BEŞİR İSLAMOĞLU

21. ASRIN MİHNESİ VE HARİCİYESİ

 

(Diyarbakırlı Ramazan Pişkin katli üzerine…)

Mihne, Abbasiler döneminde “halku’l-Kur’n” konusunda bazı kimselerin yönetim tarafından sorguya çekilip eziyet edilmesine ilişkin olaylara denir.

Hariciye ise, dini ve siyasi konularda aşırılığı prensip haline getiren bir fırkadır. Dolayısıyla tarih boyunca, kendileri gibi düşünmeyen ve kendilerine katılmayan herkesi suçlu kabul eden, tahkir eden, küfürle itham eden ve onlara savaş açan fırkalara “hariciye” denilmiştir.

Realite şudur ki Nebi as sonrası başta hilafet/siyaset olmak üzere irtidat, kader ve irade, Allah’ın sıfatları, büyük günah işleyenlerin durumu, halku’l-Kur’an, Kur’an ayetlerinin lafız ve mana bütünlüğü gibi konular asırlarca Müslümanlar arasında tartışılmış, halen tartışılmaktadır.

Sadece bu tartışmalar mı? Elbette değil; ulemanın “ehl-i rey (Irak) ve ehl-i hadis (Medine)” şeklinde iki ayrı merkezde ve iki farklı yöntemle çalışmış olması, kelam ve fıkıh merkezli fırkalara ve mezheplere ayılması, zamanla fikirlerin dokunulmaz hale gelmesi, mezhep mensuplarının birbirlerine karşı düşmanlıkları, siyasi yöneticiler tarafından desteklenmesi gibi hadiseler münakaşaları daha da artırmıştır.

Müslümanlar, birbirlerinin fikirlerine saygı duymak yerine, maalesef önemli bir kısmı saygı duymak yerine, kendileri gibi düşünmeyenleri aşağılamış, tekfir etmiş, birbirleriyle çatışmaya girmiş, hatta ölümü hak ettiklerine dair fetvalar vermişlerdir.

Mesela, bir hadis alimi olan Muhammed ez-Zühli (öl.872) bir fetvasında; “Kur’an’ın mahluk olduğunu söyleyen bir kimsenin imandan çıkıp küfre gireceğini, karısının kendisinden boşanmış olacağını, tövbeye davet edileceğini, tövbe etmemesi halinde öldürüleceğini, mal ve mülkünün Müslümanlar arasında ganimet olarak dağıtılacağını, cenazesinin Müslüman mezarlığına gömülmeyeceğini dile getirir. (Bak. İslam Ansk.)

İşte, çağdaş hariciye ve İşidçilere fetva/kaynak…!

Tarihe baktığımızda, bir dönem “Kur’an mahluktur” demeyenler mihne/eziyet görmüş, sonra da yönetim değişince “Kur’an mahluktur” diyenler mihne/eziyet görmüştür.

Şimdi, tarihten ders çıkarmak istemeyen ve halen fikir bazında tartışıp kardeşlerini töhmet altında bırakan, tahkir eden, eziyet veren, tekfir eden, hatta ölümlerine fetva çıkartan çağdaş mihneci ve hariciyecilere soralım;

“Allah’ın ayetlerini farklı anlamayı hangi ayet yasaklamıştır?
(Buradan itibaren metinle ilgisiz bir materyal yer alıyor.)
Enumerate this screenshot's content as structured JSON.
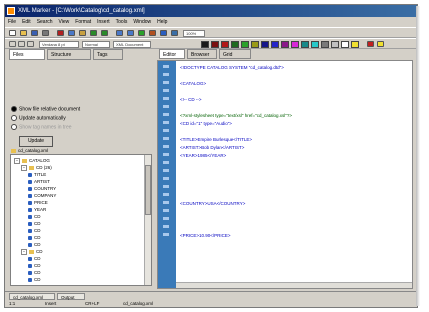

Her insanın, Kur’an’ı farklı (hatta absürt dahi olsa) anlama hakkı yok mu?

Yahut sizin ayetleri mutlak doğru anladığınıza, diğerlerinin yanlış anladığına dair size vahiy mi geliyor?

Siz kendinizi ilah yerine (hadi yumuşatalım), Resul yerine mi koyuyorsunuz?

Allah’ın size vermediği bir yetkiyi nasıl Allah adına kullanarak insanların kendiniz gibi düşünmesini, bilgilenmesini ve inanmasını istersiniz? Şiddet uygulama, tahkir etme, tekfir etme, susturma, cezalandırma yetkisini/emrini, Allah’ın hangi ayetinden alıyorsunuz?

Hayır! Allah, ayetleri ve dolayısıyla dini yanlış anlayanlara “müeyyide uygulayın, onları cezalandırın” şeklinde hiçbir uyarısı yoktur; zira Resul dışında her insan yanılmaya müsaittir ve yanılır. Samimi olanlar yanılsa bile, emeğinin karşılığını yine alacaklardır.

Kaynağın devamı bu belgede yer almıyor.